Correlation Between Mitsubishi Electric and Amphenol
Can any of the company-specific risk be diversified away by investing in both Mitsubishi Electric and Amphenol at the same time? Although using a correlation coefficient on its own may not help to predict future stock returns, this module helps to understand the diversifiable risk of combining Mitsubishi Electric and Amphenol into the same portfolio, which is an essential part of the fundamental portfolio management process.
By analyzing existing cross correlation between Mitsubishi Electric and Amphenol, you can compare the effects of market volatilities on Mitsubishi Electric and Amphenol and check how they will diversify away market risk if combined in the same portfolio for a given time horizon. You can also utilize pair trading strategies of matching a long position in Mitsubishi Electric with a short position of Amphenol. Check out your portfolio center. Please also check ongoing floating volatility patterns of Mitsubishi Electric and Amphenol.
Diversification Opportunities for Mitsubishi Electric and Amphenol
0.66 | Correlation Coefficient |
Poor diversification
The 3 months correlation between Mitsubishi and Amphenol is 0.66. Overlapping area represents the amount of risk that can be diversified away by holding Mitsubishi Electric and Amphenol in the same portfolio, assuming nothing else is changed. The correlation between historical prices or returns on Amphenol and Mitsubishi Electric is a relative statistical measure of the degree to which these equity instruments tend to move together. The correlation coefficient measures the extent to which returns on Mitsubishi Electric are associated (or correlated) with Amphenol. Values of the correlation coefficient range from -1 to +1, where. The correlation of zero (0) is possible when the price movement of Amphenol has no effect on the direction of Mitsubishi Electric i.e., Mitsubishi Electric and Amphenol go up and down completely randomly.

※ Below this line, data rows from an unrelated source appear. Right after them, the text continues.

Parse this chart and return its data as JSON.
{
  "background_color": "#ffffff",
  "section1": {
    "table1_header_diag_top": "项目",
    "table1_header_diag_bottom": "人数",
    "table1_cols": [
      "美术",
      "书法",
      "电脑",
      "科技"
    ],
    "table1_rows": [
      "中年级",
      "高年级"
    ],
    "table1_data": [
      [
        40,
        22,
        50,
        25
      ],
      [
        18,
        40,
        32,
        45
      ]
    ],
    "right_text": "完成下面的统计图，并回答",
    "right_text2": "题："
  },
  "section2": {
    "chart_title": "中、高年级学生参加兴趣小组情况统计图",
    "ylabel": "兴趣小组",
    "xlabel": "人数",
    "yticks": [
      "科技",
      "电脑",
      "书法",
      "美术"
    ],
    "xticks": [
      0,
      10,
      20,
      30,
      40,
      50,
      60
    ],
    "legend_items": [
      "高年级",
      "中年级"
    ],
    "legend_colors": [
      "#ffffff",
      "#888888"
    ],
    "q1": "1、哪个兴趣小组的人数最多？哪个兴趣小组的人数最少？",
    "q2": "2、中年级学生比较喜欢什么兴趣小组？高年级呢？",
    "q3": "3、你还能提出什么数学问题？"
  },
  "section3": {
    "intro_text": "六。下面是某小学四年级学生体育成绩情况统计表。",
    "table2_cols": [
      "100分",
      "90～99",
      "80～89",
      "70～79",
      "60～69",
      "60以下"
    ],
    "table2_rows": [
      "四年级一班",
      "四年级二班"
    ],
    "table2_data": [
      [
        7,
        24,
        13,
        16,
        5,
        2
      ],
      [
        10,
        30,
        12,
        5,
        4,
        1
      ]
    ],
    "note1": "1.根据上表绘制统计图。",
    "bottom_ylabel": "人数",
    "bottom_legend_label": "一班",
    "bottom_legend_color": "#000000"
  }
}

Pair Corralation between Mitsubishi Electric and Amphenol
Assuming the 90 days trading horizon Mitsubishi Electric is expected to generate 1.39 times more return on investment than Amphenol. However, Mitsubishi Electric is 1.39 times more volatile than Amphenol. It trades about 0.21 of its potential returns per unit of risk. Amphenol is currently generating about 0.24 per unit of risk. If you would invest 1,393 in Mitsubishi Electric on August 29, 2024 and sell it today you would earn a total of 170.00 from holding Mitsubishi Electric or generate 12.2% return on investment over 90 days.
Time Period | 3 Months [change] |
Direction | Moves Together |
Strength | Significant |
Accuracy | 100.0% |
Values | Daily Returns |
Mitsubishi Electric vs. Amphenol
Performance |
Timeline |
Mitsubishi Electric |
Amphenol |
Mitsubishi Electric and Amphenol Volatility Contrast
Predicted Return Density |
Returns |
Pair Trading with Mitsubishi Electric and Amphenol
The main advantage of trading using opposite Mitsubishi Electric and Amphenol positions is that it hedges away some unsystematic risk. Because of two separate transactions, even if Mitsubishi Electric position performs unexpectedly, Amphenol can make up some of the losses. Pair trading also minimizes risk from directional movements in the market. For example, if an entire industry or sector drops because of unexpected headlines, the short position in Amphenol will offset losses from the drop in Amphenol's long position.Mitsubishi Electric vs. MCEWEN MINING INC | Mitsubishi Electric vs. Perseus Mining Limited | Mitsubishi Electric vs. CONAGRA FOODS | Mitsubishi Electric vs. National Beverage Corp |
Check out your portfolio center.Note that this page's information should be used as a complementary analysis to find the right mix of equity instruments to add to your existing portfolios or create a brand new portfolio. You can also try the CEOs Directory module to screen CEOs from public companies around the world.